By: Michelle Muriel
Publisher: Little Cabin Books
Publication Date: March 2015
Reviewed by: Charline Ratcliff
Date: May 24, 2015
I have finished my reading of Essie’s Roses and all I can say is – wow, what an amazing read. What a well-written, completely believable and insightful book. Essie’s Roses is a ‘fictional’ novel, yet it encompasses the same importance of message, and will certainly remind readers of their intrinsic knowledge of right versus wrong with the same quiet strength of conviction that Harriet Beecher Stowe provided to her readers when she wrote Uncle Tom’s Cabin.
Additionally though, this book is much more than just that. Essie’s Roses is the beautifully poignant tale of two girls; one white, the other colored – who grow up together (but still separate) during the mid-1800s. This is the story of their heartfelt and true love for one another. An accounting showing how they are each able to overcome the odds of the lives they have been born into. For even though slavery (the subjugation of an entire race due only to the ‘infraction’ of being born a different color) was commonly accepted as ‘right’ during our country’s younger years; this book will force the reader to look even further beyond that misconception – in order to acknowledge that there are many additional forms of slavery; and that they each stem from cruelty, coupled with a complete and utter disregard for the pricelessness of another human’s soul.
In Essie’s Roses, the reader will begin his, or her, literary journey with a very poignant show of love – as a young colored girl named Essie Mae seeks to save the life of her (white) best-friend, Evie Winthrop.

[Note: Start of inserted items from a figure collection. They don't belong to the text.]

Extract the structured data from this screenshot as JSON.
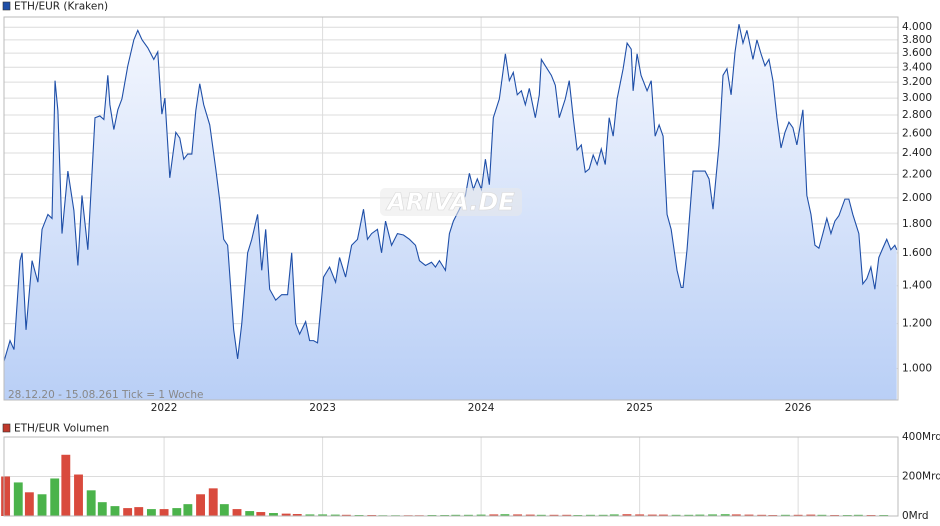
{
  "chart_data": [
    {
      "type": "line",
      "log_y": true,
      "grid": true,
      "period": "28.12.20 - 15.08.26",
      "tick_note": "1 Tick = 1 Woche",
      "watermark": "ARIVA.DE",
      "xlim": [
        2020.99,
        2026.63
      ],
      "xticks": [
        2022,
        2023,
        2024,
        2025,
        2026
      ],
      "ylim": [
        880,
        4170
      ],
      "yticks": [
        {
          "value": 1000,
          "label": "1.000"
        },
        {
          "value": 1200,
          "label": "1.200"
        },
        {
          "value": 1400,
          "label": "1.400"
        },
        {
          "value": 1600,
          "label": "1.600"
        },
        {
          "value": 1800,
          "label": "1.800"
        },
        {
          "value": 2000,
          "label": "2.000"
        },
        {
          "value": 2200,
          "label": "2.200"
        },
        {
          "value": 2400,
          "label": "2.400"
        },
        {
          "value": 2600,
          "label": "2.600"
        },
        {
          "value": 2800,
          "label": "2.800"
        },
        {
          "value": 3000,
          "label": "3.000"
        },
        {
          "value": 3200,
          "label": "3.200"
        },
        {
          "value": 3400,
          "label": "3.400"
        },
        {
          "value": 3600,
          "label": "3.600"
        },
        {
          "value": 3800,
          "label": "3.800"
        },
        {
          "value": 4000,
          "label": "4.000"
        }
      ],
      "x": [
        2020.99,
        2021.028,
        2021.053,
        2021.091,
        2021.104,
        2021.129,
        2021.167,
        2021.204,
        2021.23,
        2021.267,
        2021.293,
        2021.312,
        2021.33,
        2021.356,
        2021.393,
        2021.431,
        2021.456,
        2021.482,
        2021.519,
        2021.564,
        2021.595,
        2021.62,
        2021.645,
        2021.658,
        2021.683,
        2021.708,
        2021.734,
        2021.771,
        2021.809,
        2021.834,
        2021.861,
        2021.897,
        2021.935,
        2021.96,
        2021.986,
        2022.005,
        2022.036,
        2022.074,
        2022.099,
        2022.124,
        2022.149,
        2022.175,
        2022.2,
        2022.225,
        2022.25,
        2022.288,
        2022.326,
        2022.351,
        2022.376,
        2022.401,
        2022.439,
        2022.464,
        2022.49,
        2022.527,
        2022.553,
        2022.59,
        2022.616,
        2022.641,
        2022.666,
        2022.704,
        2022.742,
        2022.779,
        2022.805,
        2022.83,
        2022.855,
        2022.893,
        2022.918,
        2022.943,
        2022.968,
        2023.006,
        2023.044,
        2023.082,
        2023.107,
        2023.145,
        2023.183,
        2023.22,
        2023.258,
        2023.283,
        2023.309,
        2023.346,
        2023.372,
        2023.397,
        2023.435,
        2023.472,
        2023.51,
        2023.548,
        2023.586,
        2023.611,
        2023.649,
        2023.687,
        2023.712,
        2023.737,
        2023.775,
        2023.8,
        2023.825,
        2023.863,
        2023.901,
        2023.926,
        2023.951,
        2023.976,
        2024.002,
        2024.027,
        2024.052,
        2024.077,
        2024.115,
        2024.153,
        2024.178,
        2024.203,
        2024.228,
        2024.254,
        2024.279,
        2024.304,
        2024.342,
        2024.367,
        2024.38,
        2024.405,
        2024.443,
        2024.468,
        2024.493,
        2024.531,
        2024.556,
        2024.581,
        2024.606,
        2024.632,
        2024.657,
        2024.682,
        2024.707,
        2024.732,
        2024.758,
        2024.783,
        2024.808,
        2024.833,
        2024.858,
        2024.896,
        2024.921,
        2024.947,
        2024.959,
        2024.984,
        2025.009,
        2025.047,
        2025.073,
        2025.098,
        2025.123,
        2025.148,
        2025.173,
        2025.199,
        2025.236,
        2025.262,
        2025.274,
        2025.299,
        2025.337,
        2025.375,
        2025.413,
        2025.438,
        2025.463,
        2025.501,
        2025.526,
        2025.551,
        2025.577,
        2025.602,
        2025.627,
        2025.652,
        2025.677,
        2025.715,
        2025.74,
        2025.766,
        2025.791,
        2025.816,
        2025.841,
        2025.866,
        2025.892,
        2025.917,
        2025.942,
        2025.967,
        2025.992,
        2026.03,
        2026.055,
        2026.081,
        2026.106,
        2026.131,
        2026.156,
        2026.181,
        2026.207,
        2026.232,
        2026.257,
        2026.295,
        2026.32,
        2026.345,
        2026.383,
        2026.408,
        2026.433,
        2026.459,
        2026.484,
        2026.509,
        2026.534,
        2026.559,
        2026.585,
        2026.61,
        2026.622
      ],
      "series": [
        {
          "name": "ETH/EUR (Kraken)",
          "color": "#1f4fa8",
          "values": [
            1030,
            1120,
            1080,
            1550,
            1600,
            1170,
            1550,
            1420,
            1760,
            1870,
            1840,
            3220,
            2850,
            1730,
            2230,
            1900,
            1520,
            2020,
            1620,
            2770,
            2790,
            2750,
            3290,
            2920,
            2640,
            2860,
            2990,
            3420,
            3800,
            3950,
            3800,
            3680,
            3510,
            3620,
            2810,
            3000,
            2170,
            2610,
            2550,
            2340,
            2390,
            2390,
            2850,
            3180,
            2920,
            2690,
            2250,
            1980,
            1690,
            1650,
            1170,
            1040,
            1200,
            1600,
            1690,
            1870,
            1490,
            1760,
            1380,
            1320,
            1350,
            1350,
            1600,
            1200,
            1150,
            1210,
            1120,
            1120,
            1110,
            1450,
            1510,
            1420,
            1570,
            1450,
            1650,
            1690,
            1910,
            1690,
            1730,
            1760,
            1600,
            1820,
            1650,
            1730,
            1720,
            1690,
            1650,
            1550,
            1520,
            1540,
            1510,
            1550,
            1490,
            1730,
            1820,
            1910,
            2020,
            2210,
            2070,
            2160,
            2070,
            2340,
            2110,
            2770,
            2990,
            3590,
            3220,
            3330,
            3040,
            3090,
            2920,
            3120,
            2770,
            3040,
            3510,
            3420,
            3290,
            3160,
            2770,
            2990,
            3220,
            2770,
            2430,
            2480,
            2220,
            2250,
            2380,
            2290,
            2440,
            2290,
            2770,
            2570,
            2990,
            3380,
            3750,
            3660,
            3090,
            3590,
            3290,
            3090,
            3220,
            2570,
            2690,
            2570,
            1870,
            1760,
            1490,
            1390,
            1390,
            1620,
            2230,
            2230,
            2230,
            2160,
            1910,
            2480,
            3290,
            3380,
            3040,
            3620,
            4050,
            3750,
            3950,
            3510,
            3800,
            3590,
            3420,
            3510,
            3220,
            2770,
            2450,
            2610,
            2720,
            2660,
            2480,
            2860,
            2020,
            1870,
            1650,
            1630,
            1730,
            1840,
            1730,
            1820,
            1860,
            1990,
            1990,
            1870,
            1730,
            1410,
            1440,
            1510,
            1380,
            1570,
            1630,
            1690,
            1620,
            1650,
            1620
          ]
        }
      ]
    },
    {
      "type": "bar",
      "xlim": [
        2020.99,
        2026.63
      ],
      "ylim": [
        0,
        400
      ],
      "yticks": [
        {
          "value": 0,
          "label": "0Mrd"
        },
        {
          "value": 200,
          "label": "200Mrd"
        },
        {
          "value": 400,
          "label": "400Mrd"
        }
      ],
      "x": [
        2021.0,
        2021.08,
        2021.15,
        2021.23,
        2021.31,
        2021.38,
        2021.46,
        2021.54,
        2021.61,
        2021.69,
        2021.77,
        2021.84,
        2021.92,
        2022.0,
        2022.08,
        2022.15,
        2022.23,
        2022.31,
        2022.38,
        2022.46,
        2022.54,
        2022.61,
        2022.69,
        2022.77,
        2022.84,
        2022.92,
        2023.0,
        2023.08,
        2023.15,
        2023.23,
        2023.31,
        2023.38,
        2023.46,
        2023.54,
        2023.61,
        2023.69,
        2023.77,
        2023.84,
        2023.92,
        2024.0,
        2024.08,
        2024.15,
        2024.23,
        2024.31,
        2024.38,
        2024.46,
        2024.54,
        2024.61,
        2024.69,
        2024.77,
        2024.84,
        2024.92,
        2025.0,
        2025.08,
        2025.15,
        2025.23,
        2025.31,
        2025.38,
        2025.46,
        2025.54,
        2025.61,
        2025.69,
        2025.77,
        2025.84,
        2025.92,
        2026.0,
        2026.08,
        2026.15,
        2026.23,
        2026.31,
        2026.38,
        2026.46,
        2026.54
      ],
      "series": [
        {
          "name": "ETH/EUR Volumen",
          "color": "#c0392b",
          "values": [
            200,
            170,
            120,
            110,
            190,
            310,
            210,
            130,
            70,
            50,
            40,
            45,
            35,
            35,
            40,
            60,
            110,
            140,
            60,
            35,
            25,
            20,
            15,
            12,
            10,
            8,
            8,
            7,
            6,
            5,
            5,
            4,
            4,
            4,
            4,
            5,
            5,
            6,
            6,
            7,
            8,
            9,
            8,
            7,
            6,
            6,
            6,
            5,
            6,
            6,
            8,
            9,
            8,
            7,
            7,
            6,
            6,
            7,
            8,
            9,
            8,
            7,
            6,
            5,
            6,
            6,
            7,
            6,
            5,
            5,
            6,
            5,
            5
          ],
          "colors": [
            "#d94a3d",
            "#4bb34b",
            "#d94a3d",
            "#4bb34b",
            "#4bb34b",
            "#d94a3d",
            "#d94a3d",
            "#4bb34b",
            "#4bb34b",
            "#4bb34b",
            "#d94a3d",
            "#d94a3d",
            "#4bb34b",
            "#d94a3d",
            "#4bb34b",
            "#4bb34b",
            "#d94a3d",
            "#d94a3d",
            "#4bb34b",
            "#d94a3d",
            "#4bb34b",
            "#d94a3d",
            "#4bb34b",
            "#d94a3d",
            "#d94a3d",
            "#4bb34b",
            "#4bb34b",
            "#4bb34b",
            "#d94a3d",
            "#4bb34b",
            "#d94a3d",
            "#4bb34b",
            "#4bb34b",
            "#d94a3d",
            "#d94a3d",
            "#4bb34b",
            "#4bb34b",
            "#4bb34b",
            "#4bb34b",
            "#4bb34b",
            "#d94a3d",
            "#4bb34b",
            "#d94a3d",
            "#d94a3d",
            "#4bb34b",
            "#d94a3d",
            "#d94a3d",
            "#4bb34b",
            "#4bb34b",
            "#4bb34b",
            "#4bb34b",
            "#d94a3d",
            "#d94a3d",
            "#d94a3d",
            "#d94a3d",
            "#4bb34b",
            "#4bb34b",
            "#4bb34b",
            "#4bb34b",
            "#4bb34b",
            "#d94a3d",
            "#d94a3d",
            "#d94a3d",
            "#d94a3d",
            "#4bb34b",
            "#d94a3d",
            "#d94a3d",
            "#4bb34b",
            "#d94a3d",
            "#4bb34b",
            "#4bb34b",
            "#d94a3d",
            "#4bb34b"
          ]
        }
      ]
    }
  ]
}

Essie Mae also understands that to be caught would result in the loss of her own life, but she cannot – more importantly will not; leave her best friend to suffer alone.
From here, the story continues – providing the reader with a brief glimpse into the lives of the mothers who birthed these two girls, before the story again moves forward and focuses on each one of the two very different, yet very similar, lives of Essie Mae and Evie.
While I could provide the potential reader with additional information about this amazing and riveting novel – I choose not to. The power of the words and the story found within Essie’s Roses needs to be discovered by the reader for her or himself.
Quill says: Michelle Muriel has penned a wonderfully moving work of fiction – and one that will leave no reader with a dry eye. I fully expect to see Essie’s Roses on the silver screen someday, but until then I will simply look forward to reading future works by this author. Five Stars (and then add some more)!